In the Client Functions library, there is a GetProductionServerInstances service…
Not sure how the Instance Description is set though…
I have used User Codes before to store various environmental variables that BPMs and Customizations would look at… 3rd party database connection strings, what the “from” address shows on email alerts, BarTender-Commander watch folder unc paths… all kinds of whacky stuff.
Not terribly elegant but it worked very well operationally. After overwriting Test/Dev I just needed to spend 2 minutes updating the User Codes – before setting that up a Test overwrite would take hours to hunt down all the environmental variables scattered throughout BPMs and Customizations.
I have a GetList BAQ BPM that I run from a BAQ Export Process on a nightly schedule that sends emails.
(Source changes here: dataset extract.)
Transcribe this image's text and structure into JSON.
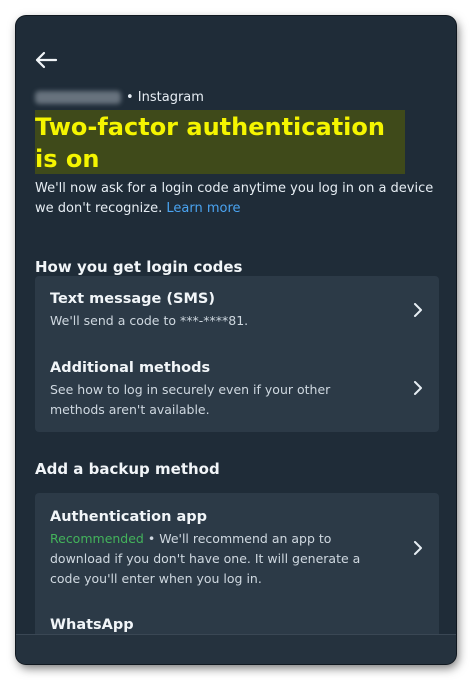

I ran into a snag because the Session.AppServerUrl is different when running from the scheduled process or running the BAQ manually. This might be because the client is a cloud customer, not sure, but I want my solution to live anywhere. This brought me to the following solution:
//Environment Detection
string env = "";
foreach(string prop in Db.ConnectionString.Split(';')){
string[] p = prop.Split('=');
if(p[0] == "Initial Catalog"){
switch(p[1]){
case "SaaS###_######": env = "prod"; break;
case "SaaS###Pilot_######": env = "pilot"; break;
}
}
}
var mailer = this.GetMailer(async: true);
var message = new Ice.Mail.SmtpMail();
message.SetTo("email***@yourdomain.com");
message.SetSubject("Process Set Test");
message.SetBody(env + "\n" + Db.ConnectionString);
mailer.Send(message);
You can handle the “p[1]” value with a regex or whatever, but in my tests, I found that value to be consistent regardless of where it runs from. You can use this example to send yourself the connection string and see what the actual value is for the environment and then replace the case value.
Hope this helps
Why not something like
bool isProd = Db.ConnectionString.Contains("SaaS###_######");
This might not work for SaaS MT users since they do not have access to the Db context.
If you’re just looking for Production or not and you or the Epicor Cloud Team is maintaining the Production Flag in the Admin Console, AND you’re on 10.2 or higher then BPM’s have a built-in condition for checking this flag:
For people at 10.1 and below, one can search for certain text in the Company Name and do a regex like you did above.
MT…
BTW, at some point, maybe 2021.1 but certainly 2021.2, there are also GetInstancePurpose and SetInstancePurpose methods in the Client Functions service in addition to the IsProduction setting.
I’m not sure what the intended use for this by Epicor but it appears to just be a boolean and it has the same property as IsProduction? If it were a string, it would be easy to set the purpose of non-production instances and solve this problem - even for SaaS MT!!!